[Little Essays of Love and Virtue by Havelock Ellis]@TWC D-Link book
Little Essays of Love and Virtue

CHAPTER VII
19/51

The social group, after all, is merely himself and the likes of himself.

He is merely shifting the burden from his individual self to his collective self, and in so doing he loses more than he gains.
Thus there is always a sound core in that Individualism which has been preached so long and practised so energetically, especially in English-speaking lands, however great the abuse involved in its excesses.
It is still in the name of Individualism that the most brilliant antagonists of eugenics and of birth-control are wont to direct their attacks.

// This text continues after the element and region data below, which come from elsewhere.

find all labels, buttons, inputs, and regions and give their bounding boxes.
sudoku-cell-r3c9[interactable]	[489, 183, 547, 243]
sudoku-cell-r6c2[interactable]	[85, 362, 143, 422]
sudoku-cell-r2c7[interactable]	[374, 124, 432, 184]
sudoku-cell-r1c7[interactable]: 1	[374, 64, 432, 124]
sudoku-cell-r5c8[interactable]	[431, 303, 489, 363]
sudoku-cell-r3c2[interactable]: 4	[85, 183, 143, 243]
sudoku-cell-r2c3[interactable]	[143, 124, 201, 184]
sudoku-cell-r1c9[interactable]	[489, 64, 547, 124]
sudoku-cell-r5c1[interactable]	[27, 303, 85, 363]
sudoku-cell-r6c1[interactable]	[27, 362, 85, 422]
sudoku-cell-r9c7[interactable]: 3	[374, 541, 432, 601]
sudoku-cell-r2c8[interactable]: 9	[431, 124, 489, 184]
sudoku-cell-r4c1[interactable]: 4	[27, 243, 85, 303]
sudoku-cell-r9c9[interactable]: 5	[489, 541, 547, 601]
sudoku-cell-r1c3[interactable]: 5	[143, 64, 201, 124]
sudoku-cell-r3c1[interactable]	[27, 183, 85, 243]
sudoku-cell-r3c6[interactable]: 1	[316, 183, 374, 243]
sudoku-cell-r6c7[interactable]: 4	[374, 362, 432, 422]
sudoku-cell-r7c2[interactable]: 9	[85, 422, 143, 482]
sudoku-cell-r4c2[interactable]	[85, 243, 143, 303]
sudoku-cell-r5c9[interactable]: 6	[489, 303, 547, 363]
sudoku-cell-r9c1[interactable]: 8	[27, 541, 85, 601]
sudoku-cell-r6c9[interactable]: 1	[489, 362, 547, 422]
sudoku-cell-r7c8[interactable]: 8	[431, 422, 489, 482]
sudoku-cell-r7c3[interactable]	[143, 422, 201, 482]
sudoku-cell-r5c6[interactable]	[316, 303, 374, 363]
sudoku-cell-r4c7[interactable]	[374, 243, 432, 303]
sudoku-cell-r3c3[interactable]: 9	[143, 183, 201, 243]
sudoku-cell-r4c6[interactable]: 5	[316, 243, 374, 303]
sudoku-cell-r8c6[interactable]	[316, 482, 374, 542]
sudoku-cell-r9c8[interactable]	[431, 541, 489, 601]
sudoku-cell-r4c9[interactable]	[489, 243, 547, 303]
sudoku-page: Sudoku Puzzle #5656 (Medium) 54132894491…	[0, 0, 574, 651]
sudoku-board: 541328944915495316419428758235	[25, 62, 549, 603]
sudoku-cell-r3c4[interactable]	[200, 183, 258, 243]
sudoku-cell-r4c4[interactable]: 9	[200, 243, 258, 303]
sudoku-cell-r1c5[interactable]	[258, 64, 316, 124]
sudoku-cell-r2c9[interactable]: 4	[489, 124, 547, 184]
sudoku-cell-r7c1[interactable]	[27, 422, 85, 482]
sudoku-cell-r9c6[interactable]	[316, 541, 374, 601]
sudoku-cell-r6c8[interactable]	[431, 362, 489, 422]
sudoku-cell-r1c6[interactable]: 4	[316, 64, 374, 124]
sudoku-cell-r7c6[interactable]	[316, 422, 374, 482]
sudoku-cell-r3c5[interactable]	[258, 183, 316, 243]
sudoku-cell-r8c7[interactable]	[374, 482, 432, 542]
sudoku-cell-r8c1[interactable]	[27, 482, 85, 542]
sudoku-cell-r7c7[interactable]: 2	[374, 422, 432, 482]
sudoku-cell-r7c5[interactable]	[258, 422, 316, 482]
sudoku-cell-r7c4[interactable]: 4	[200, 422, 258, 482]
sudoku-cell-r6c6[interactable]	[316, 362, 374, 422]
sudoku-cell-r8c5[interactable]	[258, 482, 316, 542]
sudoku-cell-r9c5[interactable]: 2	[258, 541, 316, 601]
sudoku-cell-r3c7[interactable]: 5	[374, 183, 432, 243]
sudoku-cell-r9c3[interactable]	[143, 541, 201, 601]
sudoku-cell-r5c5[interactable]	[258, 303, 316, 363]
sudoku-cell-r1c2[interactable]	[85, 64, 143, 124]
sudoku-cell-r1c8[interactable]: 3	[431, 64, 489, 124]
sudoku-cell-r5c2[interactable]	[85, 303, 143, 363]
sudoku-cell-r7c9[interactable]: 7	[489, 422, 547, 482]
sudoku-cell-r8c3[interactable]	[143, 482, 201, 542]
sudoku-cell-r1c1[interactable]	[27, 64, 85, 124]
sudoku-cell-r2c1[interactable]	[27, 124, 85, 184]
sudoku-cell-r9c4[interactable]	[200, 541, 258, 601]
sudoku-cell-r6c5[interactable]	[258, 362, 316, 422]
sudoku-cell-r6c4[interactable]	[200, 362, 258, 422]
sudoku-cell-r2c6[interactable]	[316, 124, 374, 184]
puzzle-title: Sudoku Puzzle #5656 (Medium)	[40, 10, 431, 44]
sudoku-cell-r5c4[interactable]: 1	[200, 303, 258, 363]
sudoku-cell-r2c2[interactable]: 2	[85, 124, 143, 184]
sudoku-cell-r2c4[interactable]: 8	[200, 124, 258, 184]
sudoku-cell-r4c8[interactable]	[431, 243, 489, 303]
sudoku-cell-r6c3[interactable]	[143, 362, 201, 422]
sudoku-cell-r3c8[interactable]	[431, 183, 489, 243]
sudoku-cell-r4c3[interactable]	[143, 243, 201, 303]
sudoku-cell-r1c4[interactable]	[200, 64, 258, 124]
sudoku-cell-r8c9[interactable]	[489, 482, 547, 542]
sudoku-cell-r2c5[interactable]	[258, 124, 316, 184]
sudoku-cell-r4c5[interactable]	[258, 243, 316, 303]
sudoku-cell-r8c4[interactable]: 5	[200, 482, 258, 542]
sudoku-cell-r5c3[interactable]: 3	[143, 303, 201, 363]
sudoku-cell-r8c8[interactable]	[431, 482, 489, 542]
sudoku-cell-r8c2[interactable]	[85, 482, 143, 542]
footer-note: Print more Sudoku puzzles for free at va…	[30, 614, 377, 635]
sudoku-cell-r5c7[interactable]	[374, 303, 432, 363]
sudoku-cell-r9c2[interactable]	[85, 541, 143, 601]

The counsel of self-control and foresight in procreation, the restriction necessary to purify and raise the standard of the race, seem to the narrow and short-sighted advocates of a great principle an unwarrantable violation of the sacred rights of their individual liberty.
They have not yet grasped the elementary fact that the rights of the individual are the rights of all individuals, and that Individualism itself calls for a limitation of the freedom of the individual.
That is why even the most uncompromising Individualist must recognise an element of altruism, call it whatever name you will, Collectivism, Socialism, Communism, or merely the vague and long-suffering term, Democracy.

One cannot assume Individualism for oneself unless one assumes it for the many.

That is a great truth which goes to the heart of the whole complex problem of eugenics and birth-control.